School closures were among the most widespread measures taken to control the spread of infection in the first wave of the COVID-19 pandemic, affecting 1.5 billion children in 190 countries in April 2020 [37], despite a lack of evidence from previous research [38], or support from modelling studies [39], to suggest that closing schools has a large effect on infection rates. Surveys conducted during the UK restrictions revealed wide differences in the nature and level of support for learning available to children from different backgrounds (for example, those attending state and private schools), and corresponding disparities in the ability of children from more or less affluent families to make use of the support provided [40]. Concerns over the impacts school closures on mental health, due to the reduction in pastoral care, and structure and routine, have contributed to calls for schools to prioritise mental wellbeing upon their return to school [41]. A shift in approach towards keeping schools open for as long as possible, and prioritising their reopening during the easing of restrictions, was evident during the second wave of the pandemic in the UK in Autumn and Winter 2020.

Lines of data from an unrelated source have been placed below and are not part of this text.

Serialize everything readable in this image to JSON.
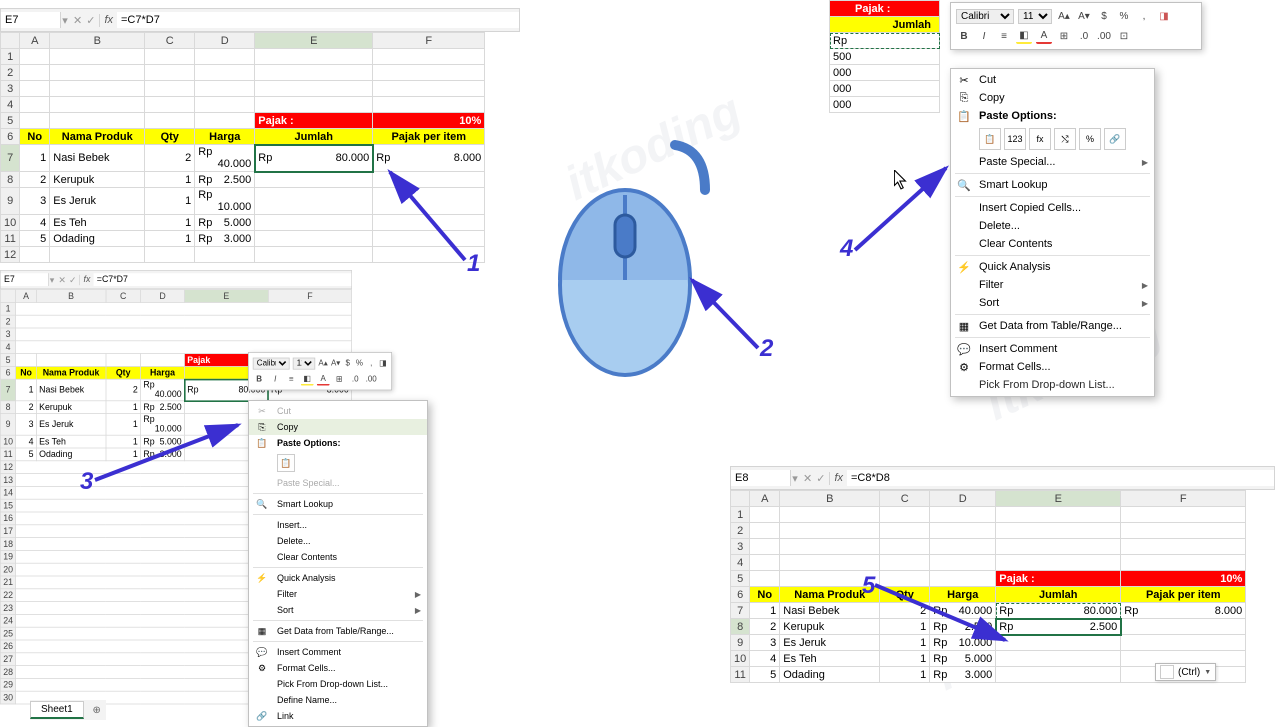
{
  "formula": {
    "E7": {
      "nameBox": "E7",
      "formula": "=C7*D7"
    },
    "E8": {
      "nameBox": "E8",
      "formula": "=C8*D8"
    }
  },
  "columns": [
    "A",
    "B",
    "C",
    "D",
    "E",
    "F"
  ],
  "tax": {
    "label": "Pajak :",
    "value": "10%"
  },
  "headers": {
    "no": "No",
    "nama": "Nama Produk",
    "qty": "Qty",
    "harga": "Harga",
    "jumlah": "Jumlah",
    "pajak": "Pajak per item"
  },
  "rows": [
    {
      "no": "1",
      "nama": "Nasi Bebek",
      "qty": "2",
      "harga_cur": "Rp",
      "harga": "40.000",
      "jumlah_cur": "Rp",
      "jumlah": "80.000",
      "pajak_cur": "Rp",
      "pajak": "8.000"
    },
    {
      "no": "2",
      "nama": "Kerupuk",
      "qty": "1",
      "harga_cur": "Rp",
      "harga": "2.500",
      "jumlah_cur": "Rp",
      "jumlah": "2.500",
      "pajak_cur": "",
      "pajak": ""
    },
    {
      "no": "3",
      "nama": "Es Jeruk",
      "qty": "1",
      "harga_cur": "Rp",
      "harga": "10.000",
      "jumlah_cur": "",
      "jumlah": "",
      "pajak_cur": "",
      "pajak": ""
    },
    {
      "no": "4",
      "nama": "Es Teh",
      "qty": "1",
      "harga_cur": "Rp",
      "harga": "5.000",
      "jumlah_cur": "",
      "jumlah": "",
      "pajak_cur": "",
      "pajak": ""
    },
    {
      "no": "5",
      "nama": "Odading",
      "qty": "1",
      "harga_cur": "Rp",
      "harga": "3.000",
      "jumlah_cur": "",
      "jumlah": "",
      "pajak_cur": "",
      "pajak": ""
    }
  ],
  "panel2": {
    "jumlahRemain": "500",
    "rowTailCur": "Rp",
    "sideVals": [
      "500",
      "000",
      "000",
      "000"
    ]
  },
  "miniToolbar": {
    "font": "Calibri",
    "size": "11"
  },
  "context": {
    "cut": "Cut",
    "copy": "Copy",
    "pasteOptions": "Paste Options:",
    "pasteSpecial": "Paste Special...",
    "smartLookup": "Smart Lookup",
    "insert": "Insert...",
    "insertCopied": "Insert Copied Cells...",
    "delete": "Delete...",
    "clear": "Clear Contents",
    "quick": "Quick Analysis",
    "filter": "Filter",
    "sort": "Sort",
    "getData": "Get Data from Table/Range...",
    "comment": "Insert Comment",
    "format": "Format Cells...",
    "dropdown": "Pick From Drop-down List...",
    "defineName": "Define Name...",
    "link": "Link"
  },
  "sheetTab": {
    "name": "Sheet1"
  },
  "ctrlBtn": "(Ctrl)",
  "anno": {
    "1": "1",
    "2": "2",
    "3": "3",
    "4": "4",
    "5": "5"
  }
}
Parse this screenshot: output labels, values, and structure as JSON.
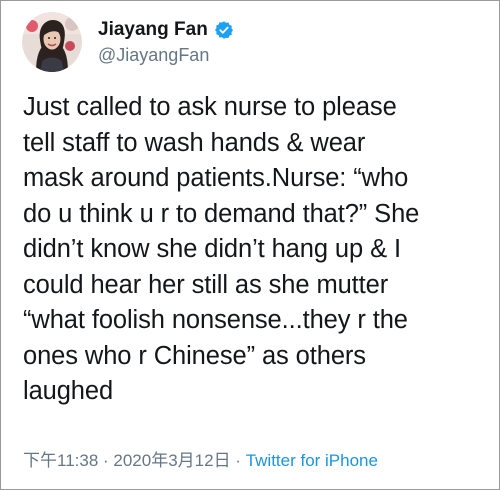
{
  "user": {
    "display_name": "Jiayang Fan",
    "handle": "@JiayangFan",
    "verified": true,
    "avatar": "profile-photo"
  },
  "tweet": {
    "text": "Just called to ask nurse to please\ntell staff to wash hands & wear\nmask around patients.Nurse: “who\ndo u think u r to demand that?” She\ndidn’t know she didn’t hang up & I\ncould hear her still as she mutter\n“what foolish nonsense...they r the\nones who r Chinese” as others\nlaughed"
  },
  "meta": {
    "time": "下午11:38",
    "separator1": " · ",
    "date": "2020年3月12日",
    "separator2": " · ",
    "source": "Twitter for iPhone"
  },
  "colors": {
    "text": "#14171a",
    "secondary": "#657786",
    "link": "#1b95e0",
    "verified": "#1da1f2",
    "border": "#9a9a9a"
  }
}
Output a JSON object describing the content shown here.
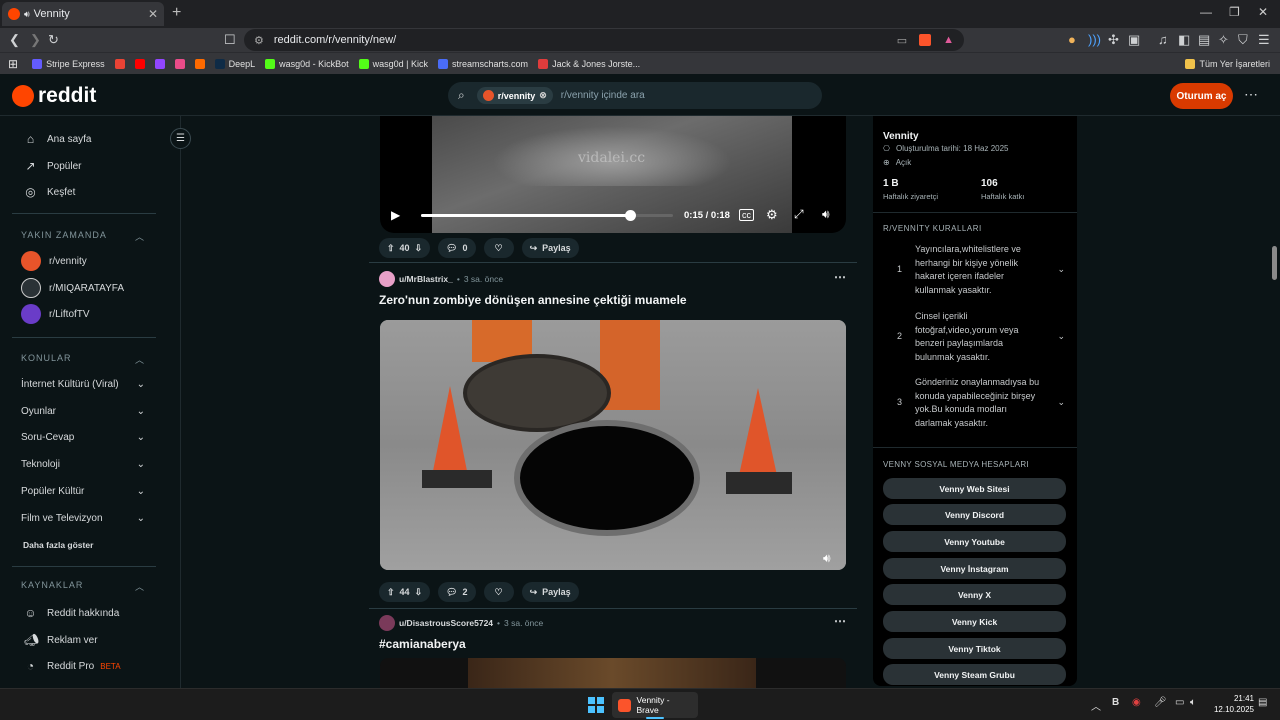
{
  "browser": {
    "tab_title": "Vennity",
    "url": "reddit.com/r/vennity/new/",
    "bookmarks": [
      {
        "label": "Stripe Express",
        "color": "#635bff"
      },
      {
        "label": "",
        "color": "#ea4335"
      },
      {
        "label": "",
        "color": "#ff0000"
      },
      {
        "label": "",
        "color": "#9146ff"
      },
      {
        "label": "",
        "color": "#ea4c89"
      },
      {
        "label": "",
        "color": "#ff6a00"
      },
      {
        "label": "DeepL",
        "color": "#0f2b46"
      },
      {
        "label": "wasg0d - KickBot",
        "color": "#53fc18"
      },
      {
        "label": "wasg0d | Kick",
        "color": "#53fc18"
      },
      {
        "label": "streamscharts.com",
        "color": "#4a6cf7"
      },
      {
        "label": "Jack & Jones Jorste...",
        "color": "#e03c3c"
      }
    ],
    "all_bookmarks": "Tüm Yer İşaretleri"
  },
  "header": {
    "logo_text": "reddit",
    "search_chip": "r/vennity",
    "search_placeholder": "r/vennity içinde ara",
    "login_label": "Oturum aç"
  },
  "sidebar": {
    "nav": [
      {
        "label": "Ana sayfa",
        "icon": "home-icon"
      },
      {
        "label": "Popüler",
        "icon": "popular-icon"
      },
      {
        "label": "Keşfet",
        "icon": "explore-icon"
      }
    ],
    "recent_title": "YAKIN ZAMANDA",
    "recent": [
      {
        "label": "r/vennity",
        "color": "#e8542a"
      },
      {
        "label": "r/MIQARATAYFA",
        "color": "#ffffff"
      },
      {
        "label": "r/LiftofTV",
        "color": "#6a3cc8"
      }
    ],
    "topics_title": "KONULAR",
    "topics": [
      "İnternet Kültürü (Viral)",
      "Oyunlar",
      "Soru-Cevap",
      "Teknoloji",
      "Popüler Kültür",
      "Film ve Televizyon"
    ],
    "more_label": "Daha fazla göster",
    "resources_title": "KAYNAKLAR",
    "resources": [
      {
        "label": "Reddit hakkında",
        "icon": "reddit-icon"
      },
      {
        "label": "Reklam ver",
        "icon": "megaphone-icon"
      },
      {
        "label": "Reddit Pro",
        "icon": "pro-icon",
        "badge": "BETA"
      }
    ]
  },
  "video": {
    "watermark": "vidalei.cc",
    "time": "0:15 / 0:18",
    "progress": 0.83
  },
  "posts": [
    {
      "votes": "40",
      "comments": "0",
      "share": "Paylaş"
    },
    {
      "author": "u/MrBlastrix_",
      "time": "3 sa. önce",
      "title": "Zero'nun zombiye dönüşen annesine çektiği muamele",
      "votes": "44",
      "comments": "2",
      "share": "Paylaş",
      "avatar": "#e8a0c8"
    },
    {
      "author": "u/DisastrousScore5724",
      "time": "3 sa. önce",
      "title": "#camianaberya",
      "avatar": "#7a3a5a"
    }
  ],
  "community": {
    "name": "Vennity",
    "created": "Oluşturulma tarihi: 18 Haz 2025",
    "visibility": "Açık",
    "visitors_value": "1 B",
    "visitors_label": "Haftalık ziyaretçi",
    "contrib_value": "106",
    "contrib_label": "Haftalık katkı",
    "rules_title": "R/VENNİTY KURALLARI",
    "rules": [
      {
        "num": "1",
        "text": "Yayıncılara,whitelistlere ve herhangi bir kişiye yönelik hakaret içeren ifadeler kullanmak yasaktır."
      },
      {
        "num": "2",
        "text": "Cinsel içerikli fotoğraf,video,yorum veya benzeri paylaşımlarda bulunmak yasaktır."
      },
      {
        "num": "3",
        "text": "Gönderiniz onaylanmadıysa bu konuda yapabileceğiniz birşey yok.Bu konuda modları darlamak yasaktır."
      }
    ],
    "social_title": "VENNY SOSYAL MEDYA HESAPLARI",
    "social": [
      "Venny Web Sitesi",
      "Venny Discord",
      "Venny Youtube",
      "Venny İnstagram",
      "Venny X",
      "Venny Kick",
      "Venny Tiktok",
      "Venny Steam Grubu"
    ]
  },
  "taskbar": {
    "app_label": "Vennity - Brave",
    "time": "21:41",
    "date": "12.10.2025"
  }
}
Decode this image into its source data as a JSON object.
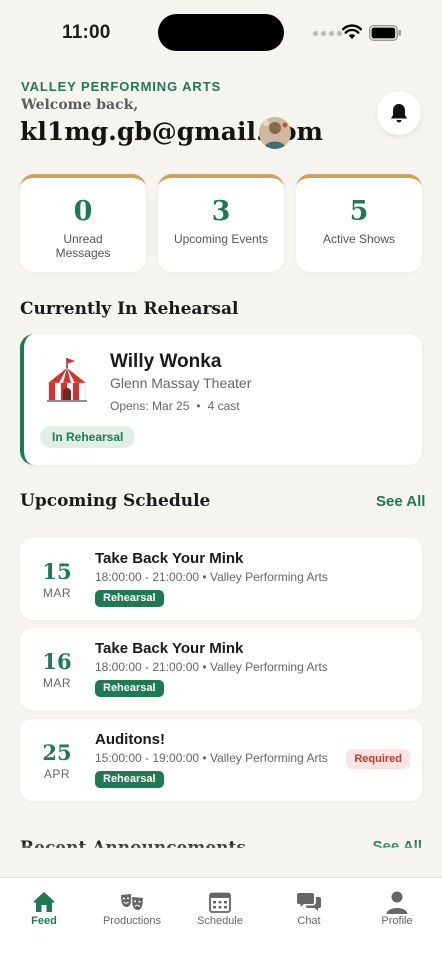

Our findings from the UK are consistent with other research evidence that suggests that adverse impacts do not automatically follow from the cessation of schooling over the summer. A large longitudinal study in England reported little change in pupil wellbeing across the first period of COVID-related school closures in Spring 2020 [42]. However, negative effects of school closures are being reported as further research emerges. For example, a USA study found pandemic related negative impacts on young people’s mental health [43], and learning and behaviour problems were found in a study of Italian school children [44]. These studies and a number of other surveys [45] conducted during the pandemic have reported widely differing experiences of schooling during the period when schools were closed, which may mean that pandemic related closures have a larger effect on inequalities in learning than we observe following routine summer closures when most children have a break from formal education. Evidence has also begun to emerge of attainment losses as a result of the lengthy closures in Spring and Summer 2020 [46, 47]. Future research should focus on establishing whether those early indications of adverse effects are real, what they mean for inequalities in health and educational attainment, and what are the mechanisms that cause them, so that interventions can be appropriately designed and targeted, in order to mitigate the adverse effects of future extended closures.

Conclusions

The results of our analyses of UK children are consistent with the mixed picture emerging from the international literature. They suggest that in normal circumstances, school summer holidays do not lead to significant additional educational disadvantage. School closures during the COVID19 pandemic may have a larger effect, because they last longer, because inequalities in support for learning have been more pronounced during the pandemic-related closures than they are during summer holidays in general, or because disadvantaged children tend to live in households more severely affected by the social and economic disruption of the pandemic. The possibility of such effects should be an important focus of future research and monitoring.